Yesterday morning I got an email telling me a subscription I didn’t know I had was going to auto-renew if I didn’t cancel it. I didn’t want the subscription, and it was expensive, so I figured I should try to cancel it.
This was a major error. I called the number, and the various voices on the other end proceeded to try to get me to give them various personal information, and eventually pushed me to give them a bunch of cash. (They claimed they’d accidentally transferred too much money to my account, and insisted that I had to withdraw it and send it to them via wire transfer.)
I figured out I was being scammed before actually giving them anything, and thanks to various precautions I’d already put in place the information they got is most likely useless. Also, I did scream at the guy and curse him out. Still, it was a humiliating and miserable experience, and I’m going to be cleaning up after these assholes for days if not longer, which means I get to return over and over to this miserable experience. Yay.

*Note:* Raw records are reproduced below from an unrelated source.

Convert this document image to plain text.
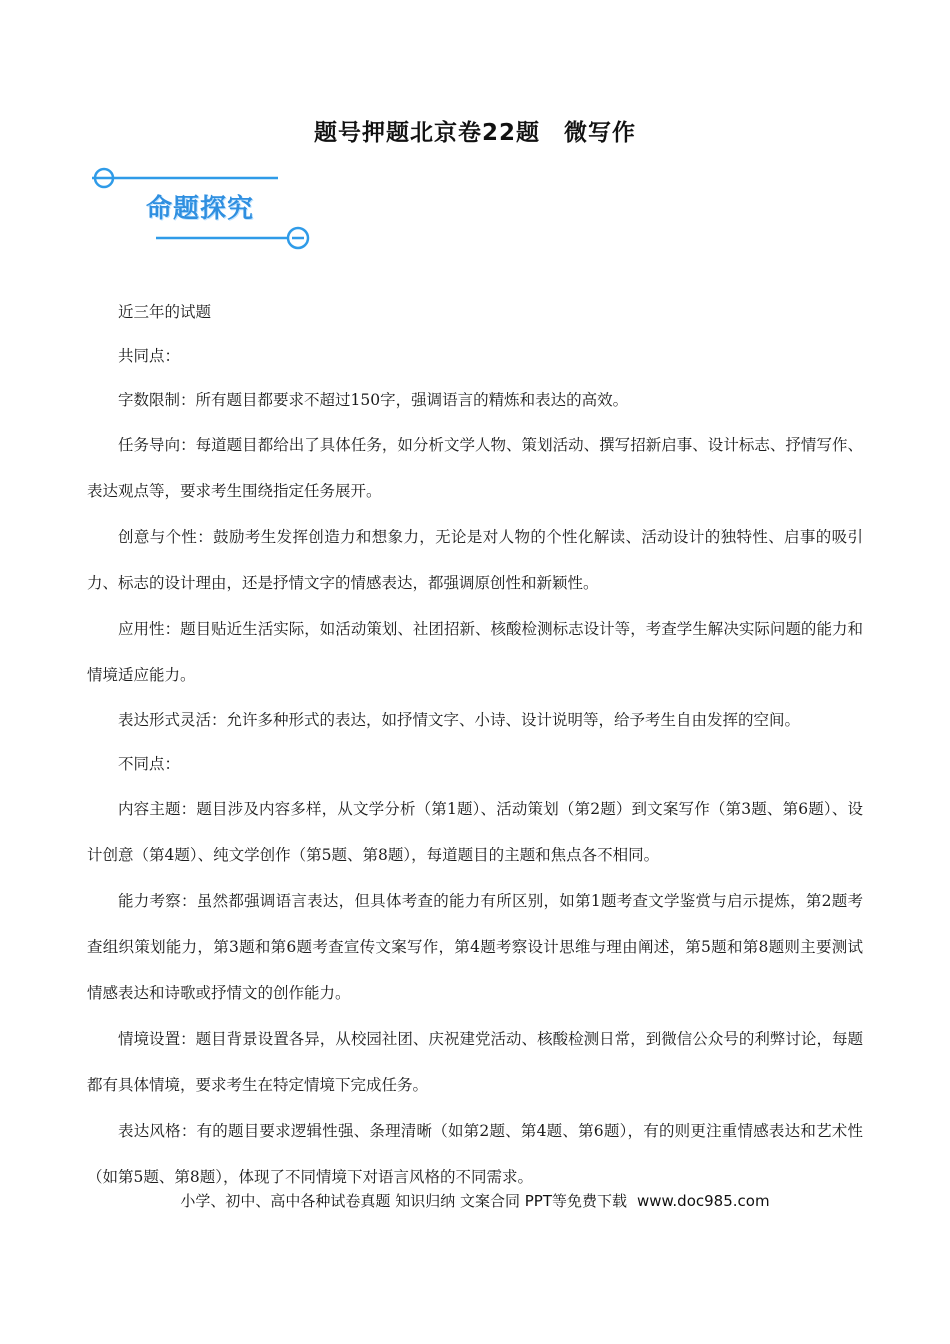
题号押题北京卷22题　微写作
命题探究

近三年的试题

共同点：

字数限制：所有题目都要求不超过150字，强调语言的精炼和表达的高效。

任务导向：每道题目都给出了具体任务，如分析文学人物、策划活动、撰写招新启事、设计标志、抒情写作、表达观点等，要求考生围绕指定任务展开。

创意与个性：鼓励考生发挥创造力和想象力，无论是对人物的个性化解读、活动设计的独特性、启事的吸引力、标志的设计理由，还是抒情文字的情感表达，都强调原创性和新颖性。

应用性：题目贴近生活实际，如活动策划、社团招新、核酸检测标志设计等，考查学生解决实际问题的能力和情境适应能力。

表达形式灵活：允许多种形式的表达，如抒情文字、小诗、设计说明等，给予考生自由发挥的空间。

不同点：

内容主题：题目涉及内容多样，从文学分析（第1题）、活动策划（第2题）到文案写作（第3题、第6题）、设计创意（第4题）、纯文学创作（第5题、第8题），每道题目的主题和焦点各不相同。

能力考察：虽然都强调语言表达，但具体考查的能力有所区别，如第1题考查文学鉴赏与启示提炼，第2题考查组织策划能力，第3题和第6题考查宣传文案写作，第4题考察设计思维与理由阐述，第5题和第8题则主要测试情感表达和诗歌或抒情文的创作能力。

情境设置：题目背景设置各异，从校园社团、庆祝建党活动、核酸检测日常，到微信公众号的利弊讨论，每题都有具体情境，要求考生在特定情境下完成任务。

表达风格：有的题目要求逻辑性强、条理清晰（如第2题、第4题、第6题），有的则更注重情感表达和艺术性（如第5题、第8题），体现了不同情境下对语言风格的不同需求。

小学、初中、高中各种试卷真题 知识归纳 文案合同 PPT等免费下载 www.doc985.com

Scams like this are quite common—I’ve avoided a bunch and been duped by a couple over the last decade or so. I presume that most people have similar experiences. It’s just a part of life now—and a part that we don’t talk about much, because, again, getting scammed and fooled is humiliating.
No one likes to be a victim; no one likes to feel like they’ve trusted someone when they shouldn’t have. Getting scammed makes you look, and feel, like a butthead. More, it makes you paranoid—you worry that talking about details of the scam will make you vulnerable to the next asshole, and the next. It feels a lot safer, and a lot less exposed, to just keep these things to yourself.

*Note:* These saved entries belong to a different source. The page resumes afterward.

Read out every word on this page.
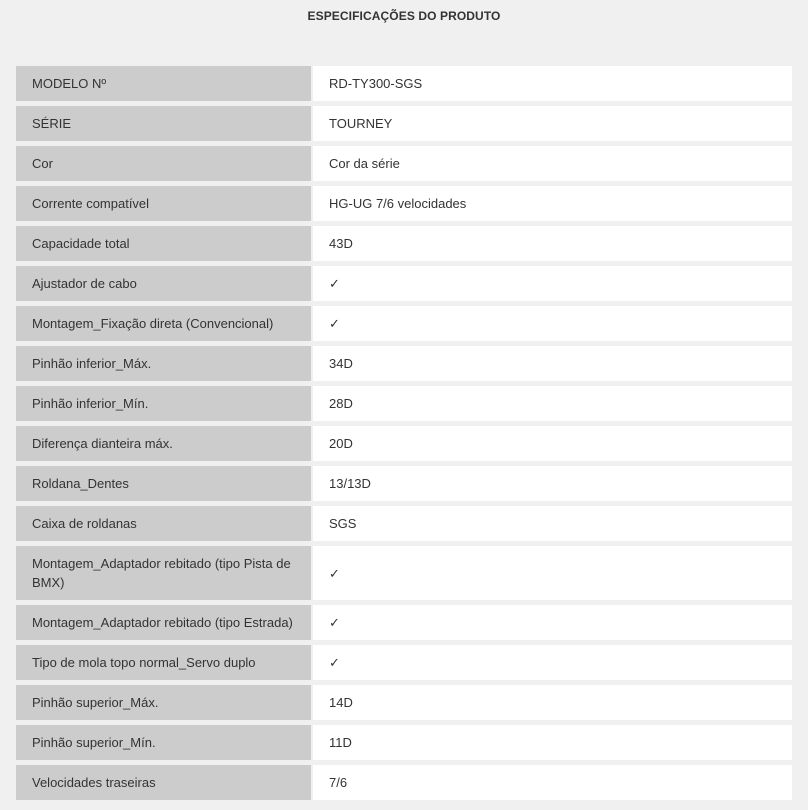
ESPECIFICAÇÕES DO PRODUTO
MODELO Nº	RD-TY300-SGS
SÉRIE	TOURNEY
Cor	Cor da série
Corrente compatível	HG-UG 7/6 velocidades
Capacidade total	43D
Ajustador de cabo	✓
Montagem_Fixação direta (Convencional)	✓
Pinhão inferior_Máx.	34D
Pinhão inferior_Mín.	28D
Diferença dianteira máx.	20D
Roldana_Dentes	13/13D
Caixa de roldanas	SGS
Montagem_Adaptador rebitado (tipo Pista de BMX)	✓
Montagem_Adaptador rebitado (tipo Estrada)	✓
Tipo de mola topo normal_Servo duplo	✓
Pinhão superior_Máx.	14D
Pinhão superior_Mín.	11D
Velocidades traseiras	7/6
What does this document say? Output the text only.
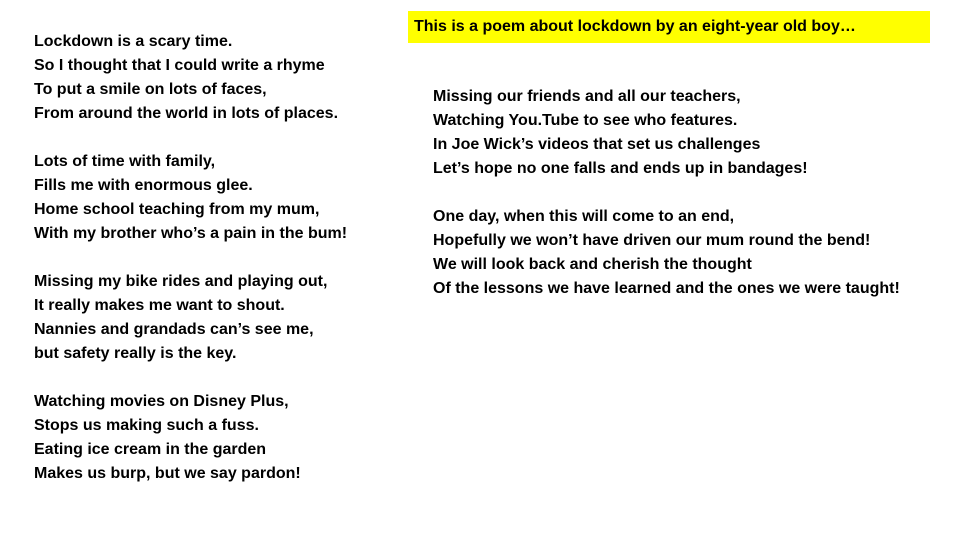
This is a poem about lockdown by an eight-year old boy…
Lockdown is a scary time.
So I thought that I could write a rhyme
To put a smile on lots of faces,
From around the world in lots of places.
Lots of time with family,
Fills me with enormous glee.
Home school teaching from my mum,
With my brother who’s a pain in the bum!
Missing my bike rides and playing out,
It really makes me want to shout.
Nannies and grandads can’s see me,
but safety really is the key.
Watching movies on Disney Plus,
Stops us making such a fuss.
Eating ice cream in the garden
Makes us burp, but we say pardon!
Missing our friends and all our teachers,
Watching You.Tube to see who features.
In Joe Wick’s videos that set us challenges
Let’s hope no one falls and ends up in bandages!
One day, when this will come to an end,
Hopefully we won’t have driven our mum round the bend!
We will look back and cherish the thought
Of the lessons we have learned and the ones we were taught!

But when you keep them to yourself, no one can really learn from them or know what to watch out for or how to protect themselves. I think the scammers rely on that, both at an individual level and at a political one. It’s hard to create the political will to throw real resources at stopping this sort of thing when people are embarrassed to admit it’s a problem that has happened to them personally.
So, I figured I’d admit it. If you get a notice that you should renew a subscription, look at the email very, very carefully before you set out to get that refund. If you get scammed, remember it’s not because you are a dope or a fool; it’s because we’ve pretty much decided as a society that we can’t do anything about scammers, and as a result they get a lot of space and a lot of time to figure out how to fool you.
I don’t have a lot of great ideas about how to stop this or what policy might improve things. But solidarity can’t hurt, and for solidarity people need to speak up. This is me doing that.
Scammers got me good late last year. I usually don't pick up a call from a number I don't know. And I didn't the first time. But they called right back and I have young kids so I wanted to make sure someone didn't need me. They posed as my bank saying there was a fraudulent charge on my account. I was driving to get my kids from daycare so I couldn't check my account myself to see what the charge was.
So how they got me was they knew the exact process that the bank uses when you actually have a fraudulent charge, or close enough to where I didn't question it. And I also didn't question it because I had an actual fraudulent charge fairly recently before that. So I thought it just happened again. Went through the process of giving them access to my account and they transferred as much as they could out. I didn't even realize it until a few days later when I couldn't log into my account and the new debit card hadn't show up. Even took the actual bank several minutes of talking with me to figure out it was a scam. Definitely embarrassing and a pain in the ass to deal with the fallout.
So, so, so many scams. Often people fall for them out of fear and uncertainty. This, despite how widely and frequently common and new scans are publicized.
Best course of action: if it's real, you'll be able to validate it yourself through legitimate sources. Meaning, hang up or delete immediately, even if it's a family member claiming to have lost their phone or have a gun to their head. As for anyone over paying you - that never happens in real life, never! 😂
A few times I've had my alleged bank call or SMS to say that they're about to transfer thousands of dollars from my account, unless I tell them otherwise. I've even been aggressively lectured by phone, allegedly a fraud and security team, demanding that I take them seriously, that the situation is urgent, and they're about to approve the transfer. I laugh, and tell them to go for it. 😁
It's awful that people are having their lives ruined with this new form of robbery.
At least old fashioned robbery had a chance of being prosecuted.